Ein langer Aufbruch in ein schnelles Ende: Stereotronic
#1
Niels hat mich aufgefordert mal wieder etwas vorzustellen. Mehrfach. Ich tue ja, was mir gesagt wird. Manchmal.

Doch was nimmt man? Zu lang darf die Vorstellung nicht werden, sonst liest es wieder keiner. Noch lebende Personen oder Firmen darf sie nicht thematisieren, weil ich hier ja nicht editieren darf. Boxen waren das letzte mal dran, davor Tonbandgeräte …

Kennt Ihr „Stereotronic“?

Als ich vor einigen Jahren plante, was ich erwerben dürfe und was nicht - schließlich will ich mir die Bude nicht all zu voll stellen - stieß ich auf der Suche nach dem, was den Füllstand sicherstellen könnte, in einem alten HIFI-JAHRBUCH [1] auf die Marke „Stereotronic".

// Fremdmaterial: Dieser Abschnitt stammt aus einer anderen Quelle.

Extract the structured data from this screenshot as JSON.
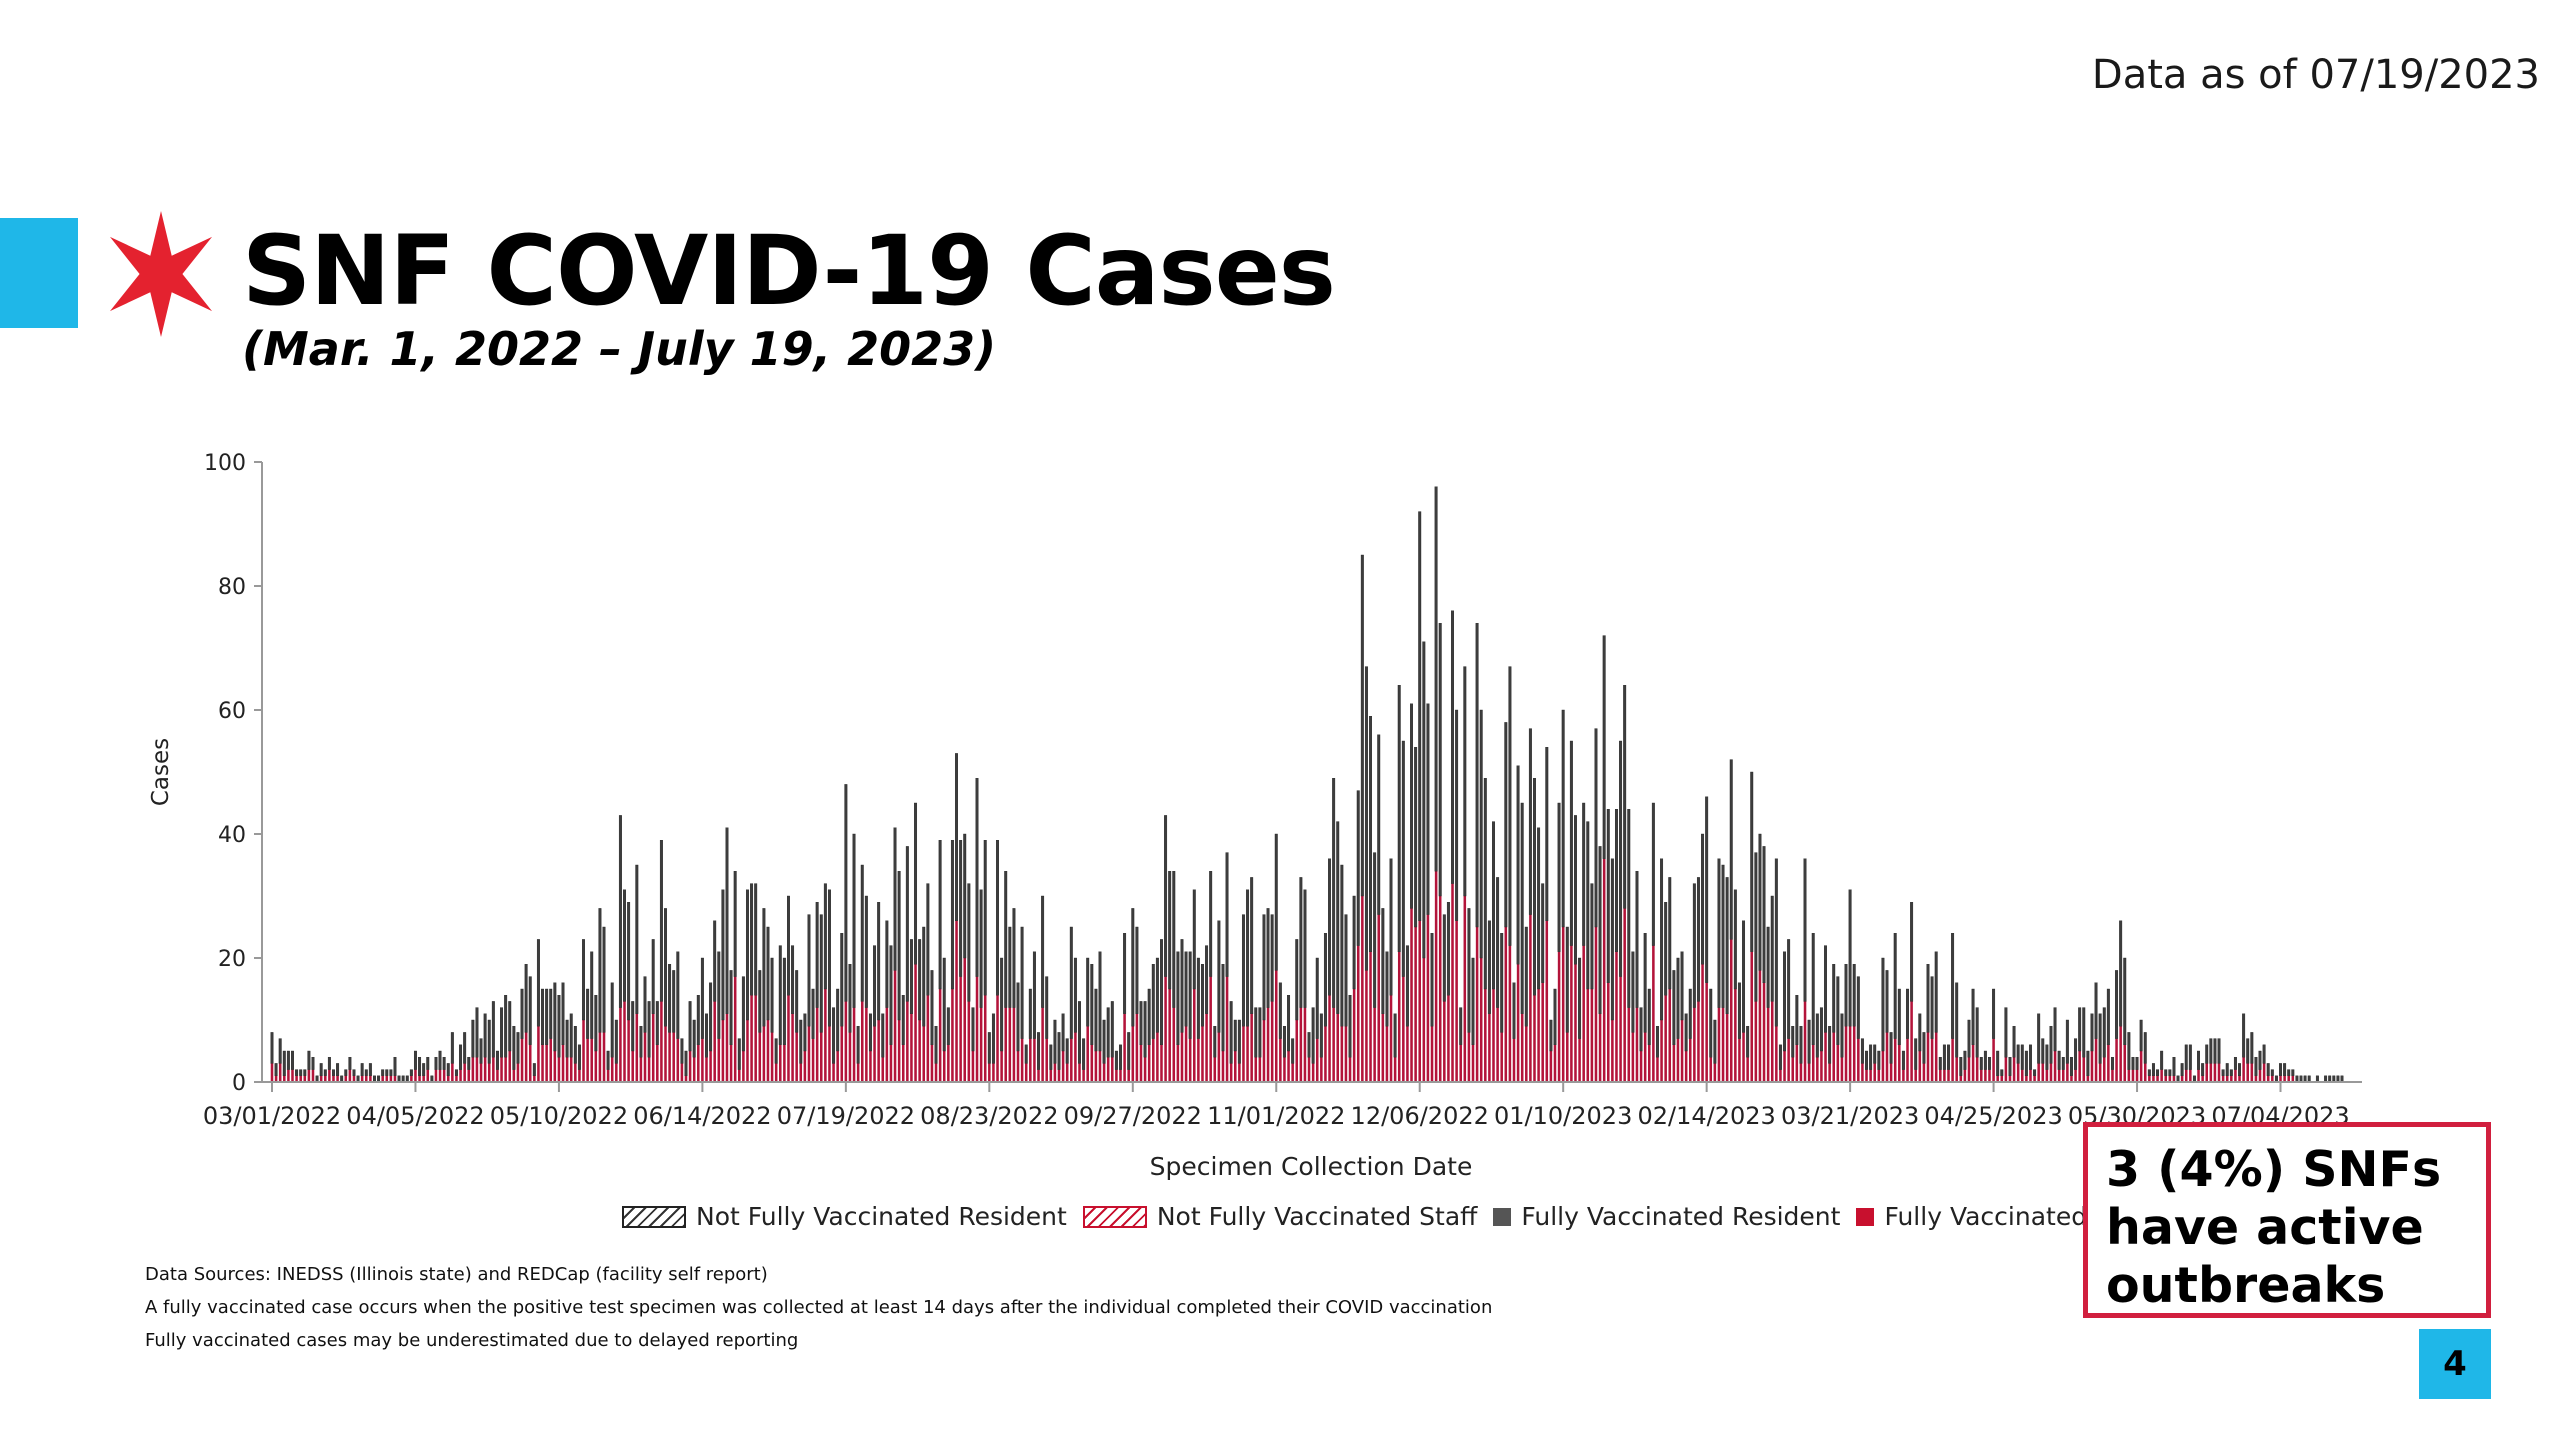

Diese Marke kann für sich in Anspruch nehmen, eine der Wenigen zu sein, die das Produkt, das sie eigentlich hatte verkaufen wollen, für dessen Verkauf sie gegründet worden war, nie auf den Markt gebracht hat. Denke ich mal.

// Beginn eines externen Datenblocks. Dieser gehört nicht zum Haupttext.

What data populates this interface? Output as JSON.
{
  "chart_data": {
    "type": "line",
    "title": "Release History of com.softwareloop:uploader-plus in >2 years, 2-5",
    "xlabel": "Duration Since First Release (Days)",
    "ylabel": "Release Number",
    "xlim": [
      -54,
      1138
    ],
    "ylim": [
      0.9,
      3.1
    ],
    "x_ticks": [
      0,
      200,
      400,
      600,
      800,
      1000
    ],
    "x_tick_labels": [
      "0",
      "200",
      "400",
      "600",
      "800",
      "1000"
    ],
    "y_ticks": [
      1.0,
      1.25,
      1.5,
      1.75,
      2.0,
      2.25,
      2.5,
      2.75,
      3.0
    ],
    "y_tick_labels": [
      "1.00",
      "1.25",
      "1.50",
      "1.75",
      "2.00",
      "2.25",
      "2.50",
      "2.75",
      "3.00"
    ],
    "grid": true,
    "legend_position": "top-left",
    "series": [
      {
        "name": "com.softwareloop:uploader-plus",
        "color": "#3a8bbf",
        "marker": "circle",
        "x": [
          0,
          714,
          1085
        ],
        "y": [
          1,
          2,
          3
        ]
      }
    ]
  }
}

Wer also war „Stereotronic“ und warum?

   

Aus den USA kennen wir eine Menge „Garagen-Geschichten": Ein Fan kann sich die Marken-Anlage nicht leisten, findet sie vielleicht sogar unzureichend, kommt auf die Idee, sich seine HiFi-Anlage selber zu basteln, benutzt dafür Papas Werkbank. Freunde entdecken das Ergebnis, wollen auch so ein Gerät. Bald darf das Familien-Auto nicht mehr in die elterliche Garage, bis der Platz für die vielen Angestellten nicht mehr ausreicht, und der Unternehmer in ein Fabrik-Gebäude umziehen muss. Zu diesem Zeitpunkt ist der weltweite Erfolg sicher und tönt der Ruf des HiFi-Helden wie ein Donnerhall.
Wer über Stereotronic recherchiert, der gewinnt bald den Eindruck, mit dieser Marke muss es genau so gewesen sein. Und hier und da wurde das von Schreibern in Foren auch genau so kolportiert: Ein Paar Studenten, die sich ihre Stereo-Anlage zusammen gebastelt haben, so etwas wie ein Geheim-Tipp wurden ... Doch dann wurde ihre Firma von einem bösen Konzern übernommen, der nichts besseres zu tun gehabt hatte, sie einzustampfen. Kein Donnerhall.
Oder, die Firma hat es gar nicht gegeben. Schließlich findet man in alten Magazinen und in den üblichen Quellen so gut wie nichts über Stereotronic. In den umfangreichen Listen von Wumpus Welt der Radios ist Stereotronic ebenso wenig zu finden wie im Tuner Information Center.
Und wird die Marke einmal irgendwo erwähnt, dann oft nur der Name und kein Produkt: Die erste Werbung für Stereotronic findet sich wohl in der Oktober-Ausgabe 1965 der HIFI-STEREOPHONIE. Der Dipl. Ing. Gert Redlich schreibt in seiner Inhalts-Übersicht für das Magazin: „... Stereotronic aus Pforzheim bewirbt ganzseitig den neuen Stereo-Klang“ [2], um für die Juni-Ausgabe 1966 hinzu zu fügen, „... und wieder wird kein Produkt benannt.“ [2] Für die September-Ausgabe kommentiert er, „... aber wir wissen immer noch nicht, was die wirklich verkaufen wollen und bei wem man das sehen kann – unglücklich.“ [2]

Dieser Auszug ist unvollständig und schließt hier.